Lépine contre les Louchébems
De
Fabien Nury
Canal+ -
Série en 8 épisodes (saison 1) de 52 mn chacun
Avec
Jérémie Laheurte (Antoine Jouin), Evelyne Brochu (Marguerite Steinheil), Marc Barbé (le préfet Lépine), Patrick d’Assumçao (Puybaraud), Thibault Evrard (inspecteur Fiersi), Christian Hecq (le Professeur Bertillon), Hubert Delattre (Jules Guérin)
Notre recommandation
3/5

Infos & réservation

Thème

• Paris est en pleine effervescence en cette fin de XIXème siècle : l’affaire Dreyfus et ses rebondissements n’en finissent plus de secouer le monde politique et l’opinion, d’autant que le capitaine juif va être rejugé à Rennes. Au même moment, le président Faure trouve le moyen de succomber à la « pompe funèbre » administrée par la sulfureuse Marguerite  Steinheil (“Meg“ pour les intimes). 

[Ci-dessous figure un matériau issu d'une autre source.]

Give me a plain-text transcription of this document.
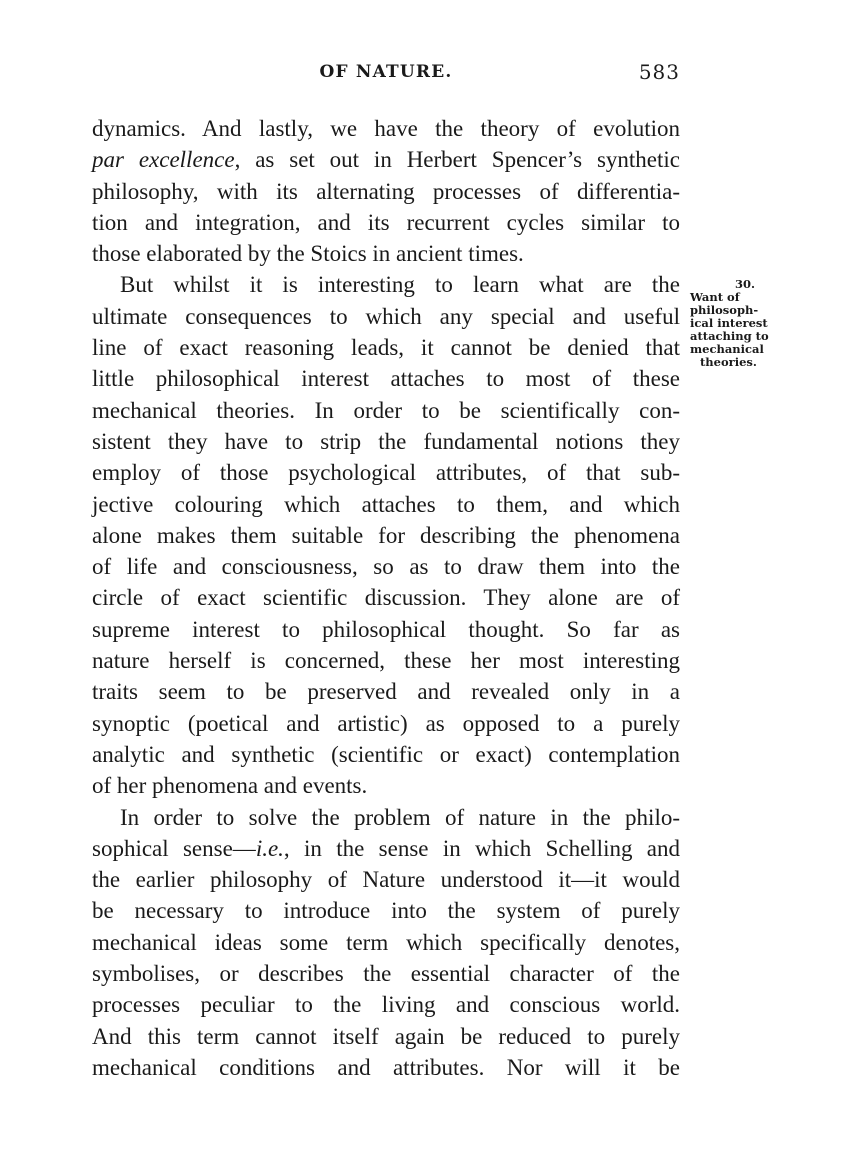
OF NATURE.	583
dynamics. And lastly, we have the theory of evolution
par excellence, as set out in Herbert Spencer’s synthetic
philosophy, with its alternating processes of differentia-
tion and integration, and its recurrent cycles similar to
those elaborated by the Stoics in ancient times.
But whilst it is interesting to learn what are the
ultimate consequences to which any special and useful
line of exact reasoning leads, it cannot be denied that
little philosophical interest attaches to most of these
mechanical theories. In order to be scientifically con-
sistent they have to strip the fundamental notions they
employ of those psychological attributes, of that sub-
jective colouring which attaches to them, and which
alone makes them suitable for describing the phenomena
of life and consciousness, so as to draw them into the
circle of exact scientific discussion. They alone are of
supreme interest to philosophical thought. So far as
nature herself is concerned, these her most interesting
traits seem to be preserved and revealed only in a
synoptic (poetical and artistic) as opposed to a purely
analytic and synthetic (scientific or exact) contemplation
of her phenomena and events.
In order to solve the problem of nature in the philo-
sophical sense—i.e., in the sense in which Schelling and
the earlier philosophy of Nature understood it—it would
be necessary to introduce into the system of purely
mechanical ideas some term which specifically denotes,
symbolises, or describes the essential character of the
processes peculiar to the living and conscious world.
And this term cannot itself again be reduced to purely
mechanical conditions and attributes. Nor will it be
30.
Want of
philosoph-
ical interest
attaching to
mechanical
theories.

• Il n’en faut pas plus pour que les ligues nationalistes, chauffées à blanc par “l’Affaire“, songent à porter l’estocade à “la gueuse“. Parmi les ennemis jurés de la République, Jules Guérin se distingue en chef exalté et vociférant de sa Ligue antisémite, une petite entreprise familiale de haine. Il s’agite rue de Chabrol, au siège de L’Antijuif, entouré de solides bouchers (louchébems dans leur argot) qui ne tranchent pas que le lard du côté de la Villette...

• Bref, la politique s’invite de plus en plus ouvertement dans des affaires de mœurs épicées ou des crimes sordides, ainsi cette “malle sanglante“ retrouvée dans la Seine et contenant le corps d’une moucharde découpé en morceaux. René Waldeck-Rousseau, président du Conseil s’exaspère : que fait la Sûreté parisienne ? Cette sorte de police politique, fondée sous le Second empire par Napoléon III, n’a pas bonne presse depuis le retour de la République ; reste qu’elle dépend de la préfecture de police de Paris et peut rendre des services, à condition d’y remettre de l’ordre, du sommet à la base. 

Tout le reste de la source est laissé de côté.